The tale of Perkin Warbeck
Henry's problem was that he was unable to prove that ‘Richard’ was not the prince – he had no dead body that he could produce to expose the lie. So he had had to try to prove that the young man was actually somebody else. He had sent his spies to the continent and, in the end, they had come up with the story of Perkin Warbeck.
After he captured ‘Richard’ in Hampshire in 1497, Henry himself managed to get the pretender to ‘confess’ that he was actually a Flemish boatman's son called Perkin Warbeck (or Pierquin Wesbecque or Piers Osbeck), of Tournai, born in about 1474. According to the confession, he had made his way to Portugal where, perhaps with the help of powerful individuals, he had been transformed into Richard of York, including, some said, with coaching from Margaret of Burgundy herself. This ‘confession’ was read by Warbeck from the scaffold before his execution.
Copies of it were distributed around Europe. Its real purpose? To establish Henry's own right of succession, which was still quite shaky. Even if Warbeck’s story was not true, it had to be seen as such, and his confession was all that Henry needed.
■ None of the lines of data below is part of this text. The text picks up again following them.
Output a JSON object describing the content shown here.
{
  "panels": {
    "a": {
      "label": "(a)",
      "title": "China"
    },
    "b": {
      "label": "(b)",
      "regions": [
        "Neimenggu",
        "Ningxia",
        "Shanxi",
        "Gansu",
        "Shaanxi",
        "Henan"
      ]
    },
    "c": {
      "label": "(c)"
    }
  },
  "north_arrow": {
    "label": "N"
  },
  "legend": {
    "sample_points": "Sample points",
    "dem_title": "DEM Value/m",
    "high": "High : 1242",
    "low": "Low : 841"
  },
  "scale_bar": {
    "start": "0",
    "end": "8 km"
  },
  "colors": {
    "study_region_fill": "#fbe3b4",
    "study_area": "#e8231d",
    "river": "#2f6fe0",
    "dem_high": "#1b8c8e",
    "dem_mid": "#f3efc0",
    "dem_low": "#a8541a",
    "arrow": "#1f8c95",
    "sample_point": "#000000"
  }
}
‘Victim of his own deceit’?
Both Polydore Vergil (writing in the 1530s) and Francis Bacon (published a century later) suggest that, by this stage, the pretender had played the role for so long that he scarcely knew what was true. Vergil, Henry's historian, wrote that ‘having twisted falsehood into truth and truth into falsehood, [Warbeck] fell at last from the scaffold, a victim of his own deceit.’ Francis Bacon summed up Warbeck's life: ‘What he feigned, he believed.’
When the man we now know as Perkin Warbeck was proclaiming himself the rightful heir to the throne, England was exhausted by war and weary of dynastic struggles. Henry VII offered the prospect of peace and prosperity. However, many in England and, especially, abroad were prepared to keep up the pretence of a living Richard, Duke of York, even if they knew the truth. On balance, it is likely that he was an impostor, but there is no final proof one way or the other.